During the keynote address given by Revd Inderjit Bhogal OBE at Conference 2014, I was struck by a question that has consistently nagged at me: How do we fight apathy? How do we learn to care more deeply and love more fully? Many different answers probably exist for these questions, but the perspective shared by Revd Inderjit really spoke to the heart of what faith, justice and reconciliation are all about.
I've always thought that passion was not a tap we can turn on and off. Rather, it flows and wells up naturally as we encounter our sparks. Over time though, our sparks can fizzle and wane. Revd Inderjit spoke of his involvement in the Northern Ireland peace process as part of the Corrymeela community. For decades, a sustained pursuit of reconciliation led to lethargy, a situation in which people began to lose their ability to speak out.
To our pursuits of justice and reconciliation - those "ongoing and endless tasks" as Revd Inderjit put it, tiredness is a silent and deadly diffuser of progress. What helps fight apathy is vision of what we are building towards. A constant reminder, reawakening and reassessing of what our vision is can drive away the temptation to give in.
Challenging us to redefine our vision, Revd Inderjit shared his dream of sanctuary. "We must work to end hatred and hostility," he said. "And we must build harmonious and hospitable communities, where all are welcomed, valued and safe." A world in which all have access to safe places of refuge and, ultimately, a home with a garden and a tree. A world in which peace is not the end but only the beginning; the start of true healing between communities and individuals.

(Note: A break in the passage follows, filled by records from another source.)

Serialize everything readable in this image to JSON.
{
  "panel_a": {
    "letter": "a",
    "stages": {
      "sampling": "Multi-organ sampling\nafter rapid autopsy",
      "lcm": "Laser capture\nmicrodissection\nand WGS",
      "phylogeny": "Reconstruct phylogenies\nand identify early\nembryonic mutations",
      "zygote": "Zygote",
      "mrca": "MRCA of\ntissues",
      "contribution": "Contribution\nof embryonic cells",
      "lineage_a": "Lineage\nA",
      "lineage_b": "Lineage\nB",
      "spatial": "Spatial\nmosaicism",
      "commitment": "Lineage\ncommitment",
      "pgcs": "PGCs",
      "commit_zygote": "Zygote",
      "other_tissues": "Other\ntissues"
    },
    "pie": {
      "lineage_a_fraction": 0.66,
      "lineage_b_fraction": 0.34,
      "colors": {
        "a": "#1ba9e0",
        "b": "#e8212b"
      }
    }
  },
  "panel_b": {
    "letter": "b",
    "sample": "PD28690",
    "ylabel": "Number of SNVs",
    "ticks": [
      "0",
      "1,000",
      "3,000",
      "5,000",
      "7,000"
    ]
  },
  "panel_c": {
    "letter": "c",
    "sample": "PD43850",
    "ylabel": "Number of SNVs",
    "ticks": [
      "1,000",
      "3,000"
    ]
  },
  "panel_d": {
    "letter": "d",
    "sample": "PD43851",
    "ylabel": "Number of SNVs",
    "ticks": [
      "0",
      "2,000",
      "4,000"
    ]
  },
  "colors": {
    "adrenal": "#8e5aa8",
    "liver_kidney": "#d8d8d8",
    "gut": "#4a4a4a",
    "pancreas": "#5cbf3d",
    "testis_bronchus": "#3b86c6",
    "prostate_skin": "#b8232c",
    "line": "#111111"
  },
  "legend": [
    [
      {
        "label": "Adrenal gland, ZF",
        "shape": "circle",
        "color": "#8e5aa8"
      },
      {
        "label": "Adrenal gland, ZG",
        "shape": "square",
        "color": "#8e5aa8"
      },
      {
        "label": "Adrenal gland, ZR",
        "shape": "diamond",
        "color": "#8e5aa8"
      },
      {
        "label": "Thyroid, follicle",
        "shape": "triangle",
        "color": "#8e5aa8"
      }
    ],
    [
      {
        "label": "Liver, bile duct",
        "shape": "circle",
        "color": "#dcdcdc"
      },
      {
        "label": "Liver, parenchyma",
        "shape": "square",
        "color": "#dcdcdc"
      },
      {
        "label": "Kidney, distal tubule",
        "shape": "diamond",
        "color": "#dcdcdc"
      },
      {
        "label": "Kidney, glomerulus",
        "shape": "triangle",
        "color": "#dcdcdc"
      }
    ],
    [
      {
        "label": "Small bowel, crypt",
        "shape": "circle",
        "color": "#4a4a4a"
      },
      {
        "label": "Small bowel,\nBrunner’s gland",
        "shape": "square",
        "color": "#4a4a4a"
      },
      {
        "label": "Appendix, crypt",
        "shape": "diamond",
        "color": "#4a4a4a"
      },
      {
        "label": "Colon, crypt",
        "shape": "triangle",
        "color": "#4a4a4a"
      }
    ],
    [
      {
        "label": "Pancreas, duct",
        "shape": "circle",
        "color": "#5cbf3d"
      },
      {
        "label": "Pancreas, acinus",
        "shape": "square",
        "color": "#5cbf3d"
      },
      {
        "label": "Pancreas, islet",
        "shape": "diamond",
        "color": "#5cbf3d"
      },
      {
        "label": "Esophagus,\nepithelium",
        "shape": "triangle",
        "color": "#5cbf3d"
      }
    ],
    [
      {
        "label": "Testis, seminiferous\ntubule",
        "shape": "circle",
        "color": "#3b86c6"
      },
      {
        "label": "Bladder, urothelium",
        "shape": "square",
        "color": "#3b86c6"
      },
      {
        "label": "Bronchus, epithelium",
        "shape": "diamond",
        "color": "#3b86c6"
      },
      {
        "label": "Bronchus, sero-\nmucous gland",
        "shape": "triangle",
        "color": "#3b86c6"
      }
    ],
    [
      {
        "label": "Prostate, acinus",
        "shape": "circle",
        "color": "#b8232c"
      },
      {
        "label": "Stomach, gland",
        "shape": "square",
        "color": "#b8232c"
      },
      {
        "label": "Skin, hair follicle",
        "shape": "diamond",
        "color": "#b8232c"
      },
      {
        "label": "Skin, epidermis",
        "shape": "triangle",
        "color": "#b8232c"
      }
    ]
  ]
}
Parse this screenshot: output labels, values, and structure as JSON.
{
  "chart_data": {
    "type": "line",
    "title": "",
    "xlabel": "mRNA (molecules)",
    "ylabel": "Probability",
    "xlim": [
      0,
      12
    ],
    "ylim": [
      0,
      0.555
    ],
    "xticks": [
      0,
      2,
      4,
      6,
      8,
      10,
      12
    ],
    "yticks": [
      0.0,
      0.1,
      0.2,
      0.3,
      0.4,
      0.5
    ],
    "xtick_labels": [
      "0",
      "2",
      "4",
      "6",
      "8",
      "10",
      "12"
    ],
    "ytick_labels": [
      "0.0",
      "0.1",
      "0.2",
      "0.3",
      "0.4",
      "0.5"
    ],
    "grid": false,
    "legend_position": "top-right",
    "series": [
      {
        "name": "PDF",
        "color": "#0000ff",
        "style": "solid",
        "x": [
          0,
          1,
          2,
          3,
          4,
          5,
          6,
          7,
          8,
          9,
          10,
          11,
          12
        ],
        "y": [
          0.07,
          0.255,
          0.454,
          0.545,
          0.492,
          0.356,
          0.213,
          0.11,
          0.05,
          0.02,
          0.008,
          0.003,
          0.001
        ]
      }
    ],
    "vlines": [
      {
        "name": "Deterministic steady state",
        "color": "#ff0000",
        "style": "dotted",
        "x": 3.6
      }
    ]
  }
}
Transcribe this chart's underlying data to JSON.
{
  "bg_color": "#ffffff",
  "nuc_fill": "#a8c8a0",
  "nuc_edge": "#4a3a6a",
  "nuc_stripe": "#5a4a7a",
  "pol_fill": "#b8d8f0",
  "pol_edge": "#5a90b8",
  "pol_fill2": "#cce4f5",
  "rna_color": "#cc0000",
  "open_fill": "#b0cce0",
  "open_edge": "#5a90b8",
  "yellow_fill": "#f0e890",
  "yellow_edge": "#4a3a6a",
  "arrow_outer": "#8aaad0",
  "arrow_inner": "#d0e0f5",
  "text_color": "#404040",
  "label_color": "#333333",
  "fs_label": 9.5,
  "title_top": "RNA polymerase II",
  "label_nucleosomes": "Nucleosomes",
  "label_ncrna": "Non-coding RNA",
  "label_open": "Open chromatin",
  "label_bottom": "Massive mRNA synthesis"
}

We are prophets with the ability and calling to speak out for our vision. "Prophets do not predict," as Revd Inderjit reminded us. "They proclaim." We need to listen to the voices of those within and outside faith communities who are prophetic. One simple but powerful way to speak and live as prophets today is to ask the question, "What are we proclaiming?" Imagine, discover and assert that dream.
As a follower of Christ, one of the great gifts offered to us by the cross is freedom. We feel tired and strained to carry on when we view the cause as our own burden, something we have built ourselves and must therefore nurture with our own resources. In fact, God's victory has already been won; the power of the cross - the power we must draw from - is in surrender. As Revd Inderjit said, Christ's power was won through powerlessness. He submitted and conformed to God's will. Our surrender does not happen anywhere else but at the foot of the cross. Returning to that place - a place of humility and sanctuary - enables us to renew the call to seek peace and reconciliation.
Get organised with a fresh vision of peace and reconciliation. When we seek God and draw from the power of the cross, our vision for justice will be driven by the grace and will of God. And God is never tired.